What should we expect in the future? Considering how much work countries like Singapore put into defending their practices, probably not progress. In fact, we should expect to see similar, or increased numbers, for this year. And until something actually changes, for the foreseeable future. And while in a country like Singapore its said by the government that prisoners get their due process, the recent reports make this idea questionable. We probably shouldn’t expect that many of these death sentence decisions, come out of fair play.

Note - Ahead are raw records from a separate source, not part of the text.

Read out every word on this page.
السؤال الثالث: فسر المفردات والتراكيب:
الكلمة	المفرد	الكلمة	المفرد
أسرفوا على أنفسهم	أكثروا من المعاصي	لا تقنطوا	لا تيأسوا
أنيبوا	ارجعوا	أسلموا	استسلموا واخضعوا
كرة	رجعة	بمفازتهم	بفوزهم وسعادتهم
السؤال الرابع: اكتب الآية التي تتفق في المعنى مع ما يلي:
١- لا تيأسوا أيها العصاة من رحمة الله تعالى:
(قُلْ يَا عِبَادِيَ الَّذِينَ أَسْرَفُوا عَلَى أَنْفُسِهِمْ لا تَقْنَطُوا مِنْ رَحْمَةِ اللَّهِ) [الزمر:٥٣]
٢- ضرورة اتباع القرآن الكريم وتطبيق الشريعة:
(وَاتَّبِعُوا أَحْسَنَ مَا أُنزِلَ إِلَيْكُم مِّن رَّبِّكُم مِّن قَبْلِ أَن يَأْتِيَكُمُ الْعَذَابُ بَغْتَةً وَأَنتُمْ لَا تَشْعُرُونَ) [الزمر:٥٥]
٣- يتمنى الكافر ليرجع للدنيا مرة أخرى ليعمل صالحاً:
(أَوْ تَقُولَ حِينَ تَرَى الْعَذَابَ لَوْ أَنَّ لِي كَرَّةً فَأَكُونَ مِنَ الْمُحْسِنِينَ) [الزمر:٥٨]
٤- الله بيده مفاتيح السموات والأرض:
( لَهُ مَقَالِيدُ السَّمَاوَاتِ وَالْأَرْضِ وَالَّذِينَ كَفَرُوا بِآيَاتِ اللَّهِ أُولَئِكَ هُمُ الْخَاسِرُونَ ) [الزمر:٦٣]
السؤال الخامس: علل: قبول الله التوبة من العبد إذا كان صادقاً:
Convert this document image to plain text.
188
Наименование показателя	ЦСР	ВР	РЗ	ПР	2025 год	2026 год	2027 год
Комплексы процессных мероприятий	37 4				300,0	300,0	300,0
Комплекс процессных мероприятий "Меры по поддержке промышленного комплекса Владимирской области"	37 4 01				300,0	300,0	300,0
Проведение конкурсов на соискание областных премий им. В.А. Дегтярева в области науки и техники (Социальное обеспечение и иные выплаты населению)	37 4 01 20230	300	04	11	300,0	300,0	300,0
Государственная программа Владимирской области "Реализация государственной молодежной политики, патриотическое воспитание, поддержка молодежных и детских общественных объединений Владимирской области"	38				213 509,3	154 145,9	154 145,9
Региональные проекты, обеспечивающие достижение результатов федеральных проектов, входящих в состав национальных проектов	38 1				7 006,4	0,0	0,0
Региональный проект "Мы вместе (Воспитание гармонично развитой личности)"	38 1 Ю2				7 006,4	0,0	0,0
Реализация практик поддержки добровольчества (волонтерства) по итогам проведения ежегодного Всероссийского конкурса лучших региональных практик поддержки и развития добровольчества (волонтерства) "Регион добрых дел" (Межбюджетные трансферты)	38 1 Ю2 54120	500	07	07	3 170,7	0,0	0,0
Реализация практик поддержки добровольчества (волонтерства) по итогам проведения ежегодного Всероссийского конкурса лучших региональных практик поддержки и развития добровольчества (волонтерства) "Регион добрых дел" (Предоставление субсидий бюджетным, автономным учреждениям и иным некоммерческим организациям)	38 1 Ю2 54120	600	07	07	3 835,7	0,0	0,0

In 1994, Singapore caned American teenager Michael Fay, who was implicated in minor acts of vandalism. It was a big story, and the US government did try to get him clemency; Singapore said no, and caned him four times. Fay was among several who had possibly caused the acts, and retracted his initial confession saying he had been pressured to give it, and assured by doing so he wouldn’t get caned. Under the circumstances of how it reacted to this crime nearly 30 years ago, should we really be surprised that Singapore is hanging people left and right for cannabis now?